Before the silly string, before the RVs and beer coolers and bleachers and picnic chairs, it all took place on a small chunk of land south of California Boulevard, known as “town lot.” Sandwiched today between the Caltech athletic buildings and a fenced-off residential neighborhood, the small sliver of grass known as Tournament Park was where the Rose Parade and Rose Bowl football game began.
Organized by the Valley Hunt Club—an exclusive club of wealthy emigrants from the Midwest and East Coast—the Tournament of Roses was to created in 1889 to draw tourists from other parts of the country, and to boast about Pasadena’s pleasant winter climate.

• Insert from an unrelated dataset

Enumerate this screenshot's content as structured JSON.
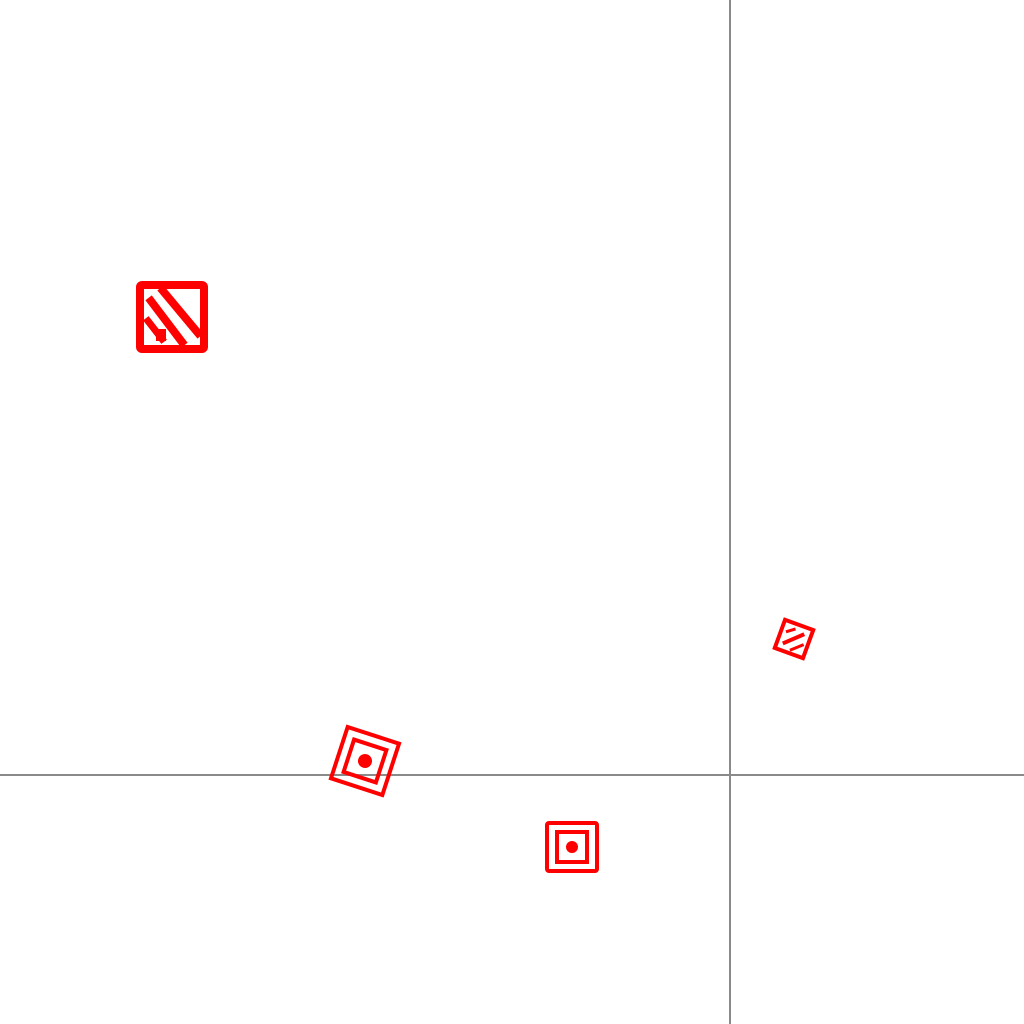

The first tournament was held on January 1, 1890, and for the next decade the event consisted of a small parade with modest horse-drawn floats, games of tug-of-war, and races between elephants, camels and other exotic animals. The event was immediately popular, and its popularity grew with each successive year, so that by 1895, the Valley Hunt Club could no longer handle the responsibilities of the parade. Thus in 1895 was born the Tournament of Roses Association, and in 1900, the city renamed “town lot” Tournament Park, in honor of the festival.
In an effort to draw more crowds, and, more importantly, the attention of the East Coast press, civic leaders also proposed a college football game . In 1902, the University of Michigan, led by legendary coach Fielding Yost, took on Stanford University in the first “Tournament East-West Football Game.”

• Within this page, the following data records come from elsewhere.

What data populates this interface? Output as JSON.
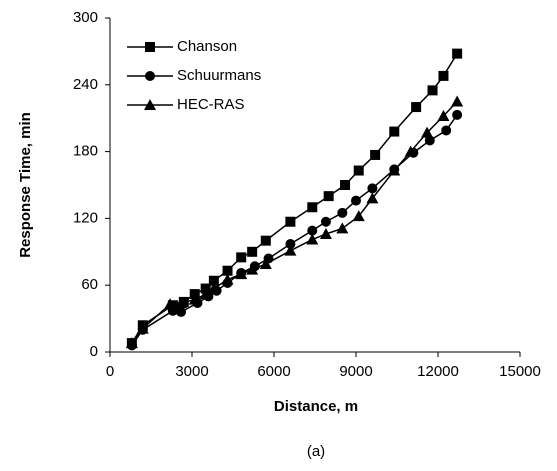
{
  "chart_data": {
    "type": "line",
    "x_label": "Distance, m",
    "y_label": "Response Time, min",
    "caption": "(a)",
    "xlim": [
      0,
      15000
    ],
    "xticks": [
      0,
      3000,
      6000,
      9000,
      12000,
      15000
    ],
    "ylim": [
      0,
      300
    ],
    "yticks": [
      0,
      60,
      120,
      180,
      240,
      300
    ],
    "legend": "top-left",
    "series": [
      {
        "name": "Chanson",
        "color": "#000000",
        "marker": "square",
        "x": [
          800,
          1200,
          2300,
          2700,
          3100,
          3500,
          3800,
          4300,
          4800,
          5200,
          5700,
          6600,
          7400,
          8000,
          8600,
          9100,
          9700,
          10400,
          11200,
          11800,
          12200,
          12700
        ],
        "values": [
          8,
          24,
          42,
          45,
          52,
          57,
          64,
          73,
          85,
          90,
          100,
          117,
          130,
          140,
          150,
          163,
          177,
          198,
          220,
          235,
          248,
          268
        ]
      },
      {
        "name": "Schuurmans",
        "color": "#000000",
        "marker": "circle",
        "x": [
          800,
          1200,
          2300,
          2600,
          3200,
          3600,
          3900,
          4300,
          4800,
          5300,
          5800,
          6600,
          7400,
          7900,
          8500,
          9000,
          9600,
          10400,
          11100,
          11700,
          12300,
          12700
        ],
        "values": [
          6,
          20,
          37,
          36,
          44,
          50,
          55,
          62,
          71,
          77,
          84,
          97,
          109,
          117,
          125,
          136,
          147,
          164,
          179,
          190,
          199,
          213
        ]
      },
      {
        "name": "HEC-RAS",
        "color": "#000000",
        "marker": "triangle",
        "x": [
          800,
          1200,
          2200,
          2600,
          3100,
          3500,
          3800,
          4300,
          4800,
          5200,
          5700,
          6600,
          7400,
          7900,
          8500,
          9100,
          9600,
          10400,
          11000,
          11600,
          12200,
          12700
        ],
        "values": [
          8,
          21,
          43,
          44,
          47,
          52,
          57,
          65,
          70,
          74,
          79,
          91,
          101,
          106,
          111,
          122,
          138,
          163,
          180,
          197,
          212,
          225
        ]
      }
    ]
  }
}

The game succeeded in drawing crowds, but Michigan’s staggering 49-0 victory over Stanford sent the roughly 8,500 spectators into pandemonium. Thereafter, football was deemed too dangerous, and beginning in 1904, it was replaced with chariot racing, a popular novelty at the time. Other features were added as well, including an unfortunately named comedy troupe called the Komical Knights of the Karnival (or “K.K.K.”), a sort of precursor to Pasadena’s Doo Dah Parade.
Though the chariot races attracted large crowds, they too were dangerous. Accidents were common and staging costs were high, and by 1915, they were abandoned and football reinstated.

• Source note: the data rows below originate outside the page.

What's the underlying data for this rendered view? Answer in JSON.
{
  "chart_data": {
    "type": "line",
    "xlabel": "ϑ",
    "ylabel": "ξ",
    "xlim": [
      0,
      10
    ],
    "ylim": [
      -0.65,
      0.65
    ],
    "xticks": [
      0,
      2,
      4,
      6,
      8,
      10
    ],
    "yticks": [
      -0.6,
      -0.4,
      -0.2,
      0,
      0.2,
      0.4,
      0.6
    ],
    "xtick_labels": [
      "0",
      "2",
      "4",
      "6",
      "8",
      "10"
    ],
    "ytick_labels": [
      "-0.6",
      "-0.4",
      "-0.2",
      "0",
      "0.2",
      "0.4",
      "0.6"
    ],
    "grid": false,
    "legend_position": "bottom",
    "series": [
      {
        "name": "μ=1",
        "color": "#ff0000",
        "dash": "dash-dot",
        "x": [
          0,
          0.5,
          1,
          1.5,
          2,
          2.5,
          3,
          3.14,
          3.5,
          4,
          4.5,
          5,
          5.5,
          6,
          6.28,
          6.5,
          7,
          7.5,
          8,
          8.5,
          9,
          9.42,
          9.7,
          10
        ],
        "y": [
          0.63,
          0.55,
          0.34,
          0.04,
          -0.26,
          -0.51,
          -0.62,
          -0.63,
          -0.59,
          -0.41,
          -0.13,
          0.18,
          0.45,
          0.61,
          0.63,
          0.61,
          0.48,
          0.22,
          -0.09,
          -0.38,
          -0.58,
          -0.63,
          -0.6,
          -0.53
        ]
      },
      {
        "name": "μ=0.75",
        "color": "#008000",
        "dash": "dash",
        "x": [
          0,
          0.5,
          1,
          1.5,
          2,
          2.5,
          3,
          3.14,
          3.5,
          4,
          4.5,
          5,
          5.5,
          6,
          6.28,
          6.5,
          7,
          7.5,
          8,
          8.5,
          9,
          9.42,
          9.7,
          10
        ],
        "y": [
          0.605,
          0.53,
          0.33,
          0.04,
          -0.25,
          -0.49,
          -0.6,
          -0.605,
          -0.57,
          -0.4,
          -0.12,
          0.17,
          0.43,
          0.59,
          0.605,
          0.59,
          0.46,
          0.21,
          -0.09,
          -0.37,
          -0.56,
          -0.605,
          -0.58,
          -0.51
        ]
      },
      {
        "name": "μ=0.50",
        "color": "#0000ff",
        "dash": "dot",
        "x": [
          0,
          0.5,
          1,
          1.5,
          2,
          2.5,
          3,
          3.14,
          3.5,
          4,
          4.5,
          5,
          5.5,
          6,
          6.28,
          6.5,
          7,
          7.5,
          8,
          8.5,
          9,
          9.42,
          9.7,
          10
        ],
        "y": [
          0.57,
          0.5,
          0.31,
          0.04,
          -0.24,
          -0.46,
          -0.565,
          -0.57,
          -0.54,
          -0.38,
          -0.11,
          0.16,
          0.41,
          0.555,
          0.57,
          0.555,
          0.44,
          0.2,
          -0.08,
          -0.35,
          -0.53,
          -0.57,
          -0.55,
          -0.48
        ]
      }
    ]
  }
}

By 1920, Tournament Park had become too small a venue to accommodate the game, and the city commissioned architect Myron Hunt to design a new stadium in the Arroyo Seco. The last football game was held at Tournament Park in 1922, and all future games were held at the new Rose Bowl stadium, which opened later that year. Caltech acquired most of Tournament Park and built it over.
Today the park consists only of a small stretch of grass with a playground and picnic area in the shadow of Caltech’s athletic facilities. A small stone plaque, placed in the park in 1962, commemorates the park’s historical significance, but other than that, you would never know that the event now watched by millions began here.